The rapid surge in obesity levels amongst the younger generation is terrifying experts and parents alike. Unfortunately, one of the culprits behind the swell of childhood obesity is school lunch. A study done by the University of Michigan Health System found that children who ate school lunches had higher levels of LDL cholesterol, were more likely to be overweight, and were less likely to make healthier choices in the future. But when we are providing our children with cheap burgers and greasy fries, what should we expect? Fast food giants have crept into public schools that struggle with low cost menu items. Bettina Elias Siegel, food policy advocate and lawyer, states, “We’re still teaching kids on a daily basis that foods branded with the names Pop Tarts, Cheetos, Funyuns, and Domino’s are things that they can and should eat every day.” We are doing disservice to our children by neglecting to provide them with the basis for a healthy life. 

The United States makes up 2.2% of the globe’s total vegetarian population, and 6% of all U.S. citizens are vegans. Whether it be personal or religious, these beliefs are non negotiable. Then why are we not providing these alternatives on the school lunch menu? There is no USDA regulation that requires schools to offer vegetarian or vegan meals every day. In our own IA cafeteria, students have complained about the fact that there are no vegetarian salads! While there has been a recent rise in vegan only schools, every student should have the option to be a vegetarian or vegan should they choose to be. 

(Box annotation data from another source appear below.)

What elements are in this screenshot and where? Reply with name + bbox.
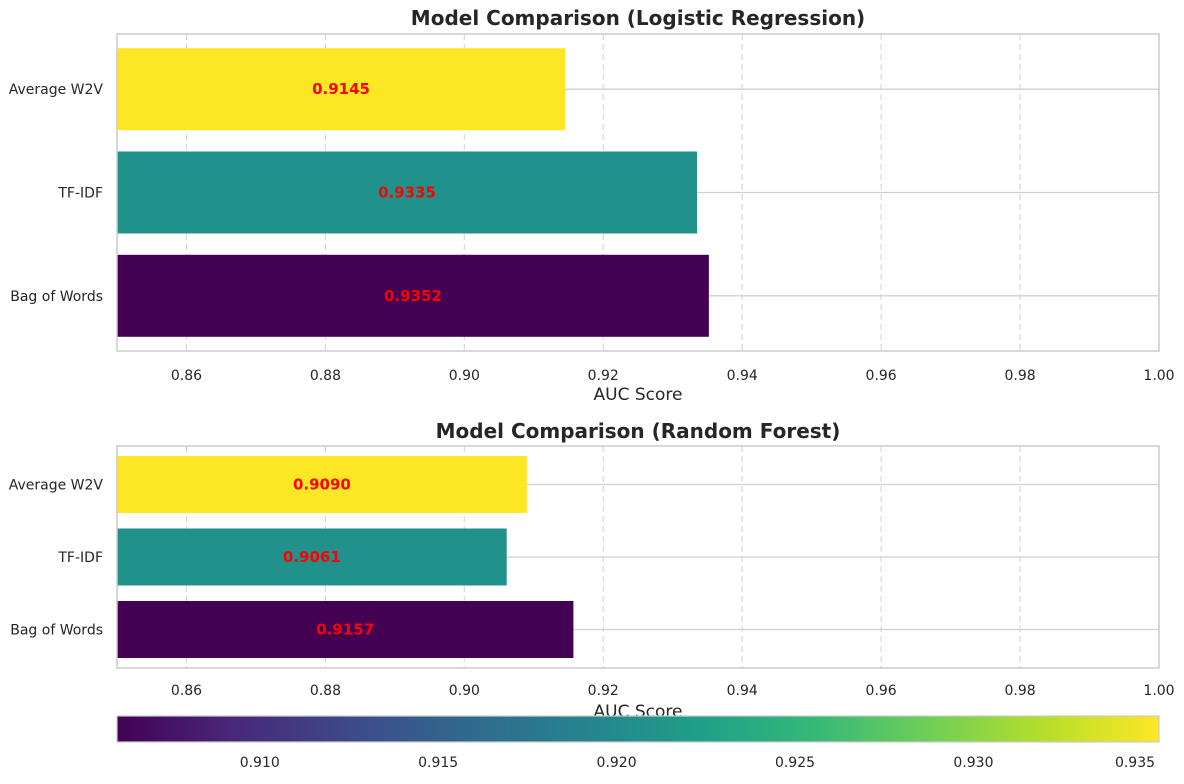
panel1-x-tick-label: 0.92 [588,368,619,384]
panel1-x-tick-label: 1.00 [1143,368,1174,384]
panel2-bar [117,601,574,658]
panel1-x-tick-label: 0.94 [727,368,758,384]
panel2-x-tick-label: 0.92 [588,683,619,699]
panel2-bar [117,456,527,513]
panel2-bar [117,528,507,586]
panel1-bar-value-label: 0.9335 [378,184,436,202]
panel2-category-label: Average W2V [9,478,104,494]
colorbar-tick-label: 0.910 [240,755,280,771]
colorbar-tick-label: 0.930 [953,755,993,771]
panel2-title: Model Comparison (Random Forest) [436,419,841,443]
panel1-title: Model Comparison (Logistic Regression) [411,6,865,30]
panel2-x-tick-label: 0.86 [171,683,202,699]
panel1-frame [116,33,1160,352]
panel2-x-tick-label: 0.94 [727,683,758,699]
panel2-bar-value-label: 0.9061 [283,548,341,566]
colorbar-tick-label: 0.915 [418,755,458,771]
panel1-x-tick-label: 0.90 [449,368,480,384]
colorbar-tick-label: 0.925 [775,755,815,771]
panel2-x-tick-label: 0.98 [1004,683,1035,699]
panel1-bar [117,151,698,234]
panel1-category-label: Average W2V [9,82,104,98]
panel1-bar-value-label: 0.9145 [312,80,370,98]
panel1-x-tick-label: 0.88 [310,368,341,384]
colorbar-tick-label: 0.935 [1115,755,1155,771]
panel2-x-tick-label: 0.90 [449,683,480,699]
panel2-category-label: Bag of Words [10,623,103,639]
panel2-bar-value-label: 0.9090 [293,476,351,494]
panel2-x-tick-label: 0.88 [310,683,341,699]
panel2-x-tick-label: 0.96 [866,683,897,699]
panel1-category-label: TF-IDF [57,186,103,202]
panel1-x-tick-label: 0.98 [1004,368,1035,384]
panel1-x-axis-label: AUC Score [594,385,683,405]
panel1-x-tick-label: 0.96 [866,368,897,384]
panel1-bar-value-label: 0.9352 [384,287,442,305]
panel1-x-tick-label: 0.86 [171,368,202,384]
panel2-category-label: TF-IDF [57,550,103,566]
panel1-bar [117,254,709,337]
colorbar-tick-label: 0.920 [597,755,637,771]
colorbar [116,715,1160,743]
panel2-x-tick-label: 1.00 [1143,683,1174,699]
panel1-category-label: Bag of Words [10,289,103,305]
panel2-bar-value-label: 0.9157 [316,621,374,639]
panel2-frame [116,445,1160,669]
panel1-bar [117,48,566,131]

For low income families, school lunch is a guarantee that their children are receiving nourishment. A recent survey conducted by the National Center for Health Statistics found that eating school provided breakfast and lunch should account for roughly 50% of the student’s dietary intake. Yet, students on free lunch are often limited on what they receive. This takes on a greater degree of severity for schools with less financial funding. Everyone has different dietary needs, and someone’s financial status should not be the deciding factor between hunger or an extra apple. 

Those in political power argue that we are progressing on this topic, therefore resolving it. Thus, the general public is kept out of the loop, depriving them of the opportunity to take action. Appallingly, in 2020 the Department of Agriculture published a proposal that would, “introduce chocolate milk in schools, cut whole-grain serving requirements in half, and …weaken sodium reduction targets.” If we sit in silence and let the situation progress, it will cause irreversible damage to the future of America.

Judges Commentary

The author connects a familiar problem in a way that has far reach implications. The writing is clearly opinionated and provokes activism on part of the reader. Multiple strands of argument are explored and the author acknowledges and rebukes the position of those in power. Overall, it is an impressive piece and we look forward to reading more in the coming months and years.